I expected most Zimbabweans to hate Mugabe. Instead, there was a general view that his presidency had three phases that are conveniently encapsulated into his three decades of presidency. Phase 1 was a success as he guided the country through to black rule; however the seeds of catastrophe were planted by foreign government organizations giving horrible advice and manipulating the situation for their own publicity back home. Phase 2 was when Mugabe tried to implement policies that had been agreed to years earlier—only to find that the financing for them had been removed. There is a general acceptance that he tried his best but was used by the foreigners. Finally, the 3rd phase was simple mayhem as Mugabe was used by his aides. It’s only the third phase that anyone seems genuinely upset about. While there is a general view that Mugabe has to go in order for the country to recover, there is still a genuine admiration for the man and a hatred for those whom he has surrounded himself with. Everyone is of the opinion that things should have turned out differently, but the tragedy is that it didn’t.
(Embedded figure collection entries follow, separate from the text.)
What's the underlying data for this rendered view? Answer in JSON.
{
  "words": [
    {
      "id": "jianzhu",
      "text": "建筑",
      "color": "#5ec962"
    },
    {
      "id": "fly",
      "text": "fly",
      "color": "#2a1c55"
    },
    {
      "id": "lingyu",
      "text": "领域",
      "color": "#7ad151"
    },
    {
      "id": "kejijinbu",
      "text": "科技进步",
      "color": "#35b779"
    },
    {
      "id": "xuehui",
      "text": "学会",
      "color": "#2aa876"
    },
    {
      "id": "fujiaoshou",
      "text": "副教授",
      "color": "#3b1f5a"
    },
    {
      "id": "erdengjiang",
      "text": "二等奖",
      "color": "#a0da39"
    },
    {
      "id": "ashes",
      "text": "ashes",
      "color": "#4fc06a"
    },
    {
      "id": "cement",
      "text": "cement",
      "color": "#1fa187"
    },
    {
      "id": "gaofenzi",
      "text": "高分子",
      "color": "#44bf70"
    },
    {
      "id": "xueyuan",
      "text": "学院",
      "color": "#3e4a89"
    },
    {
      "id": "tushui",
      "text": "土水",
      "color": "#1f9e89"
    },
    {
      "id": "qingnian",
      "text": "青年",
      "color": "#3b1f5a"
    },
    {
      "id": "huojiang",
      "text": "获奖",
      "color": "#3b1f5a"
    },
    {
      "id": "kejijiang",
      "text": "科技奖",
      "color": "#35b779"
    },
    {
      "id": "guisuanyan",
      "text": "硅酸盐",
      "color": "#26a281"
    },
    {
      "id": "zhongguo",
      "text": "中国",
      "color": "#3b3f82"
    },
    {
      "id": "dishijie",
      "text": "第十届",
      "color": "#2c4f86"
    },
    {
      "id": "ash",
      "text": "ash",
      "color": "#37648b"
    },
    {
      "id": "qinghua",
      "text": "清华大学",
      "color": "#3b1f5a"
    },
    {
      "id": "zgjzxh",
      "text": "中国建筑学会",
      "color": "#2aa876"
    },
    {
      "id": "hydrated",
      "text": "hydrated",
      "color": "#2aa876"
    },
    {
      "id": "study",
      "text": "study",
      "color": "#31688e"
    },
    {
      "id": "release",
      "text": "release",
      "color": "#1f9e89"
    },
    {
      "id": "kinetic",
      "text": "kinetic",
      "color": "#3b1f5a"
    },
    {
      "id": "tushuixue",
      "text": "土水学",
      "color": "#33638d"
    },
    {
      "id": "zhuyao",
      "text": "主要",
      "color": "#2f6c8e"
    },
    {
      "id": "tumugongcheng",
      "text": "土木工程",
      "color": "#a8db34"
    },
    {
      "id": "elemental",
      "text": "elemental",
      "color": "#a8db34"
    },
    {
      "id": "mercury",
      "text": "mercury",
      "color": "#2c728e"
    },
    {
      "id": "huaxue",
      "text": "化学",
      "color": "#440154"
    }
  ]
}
I’ve heard lots of negative jibes about thirty years of Mugabe rule; affirmative action on acid, wealth redistribution for the politicians and a country run by Berkley College socialist doctrine. Even the most cold-hearted capitalist side of me realizes that the country couldn’t succeed in a situation where less than one percent of the country’s former white colonists owned 99% of the country’s wealth. Clearly something had to have been done to “fix” this. In a final piece on Africa, I’ll explore how other countries dealt with similar post-colonial problems. To sum it up; almost no plan could have been worse than what Mugabe undertook. In his defense, he put his Westernized mind to work reading white papers by liberal think-tanks and then did exactly what they told him to do. How was he to know that despite their fancy degrees and models, they weren’t qualified to run a hot dog stand?
In summary, Zimbabwe was not what I expected. I think there’s a real chance that there’s a sizable recovery in the future as deflation finally reaches its zenith and businesses slowly regrow. There is an old saying that “markets can remain irrational for longer than you can remain solvent. “ I’d like to add a new query to that theory. “Can Mugabe stay in power for longer than you can remain solvent?” Then again, this is Zimbabwe, given what it’s gone through in the last few years, just about anything is possible.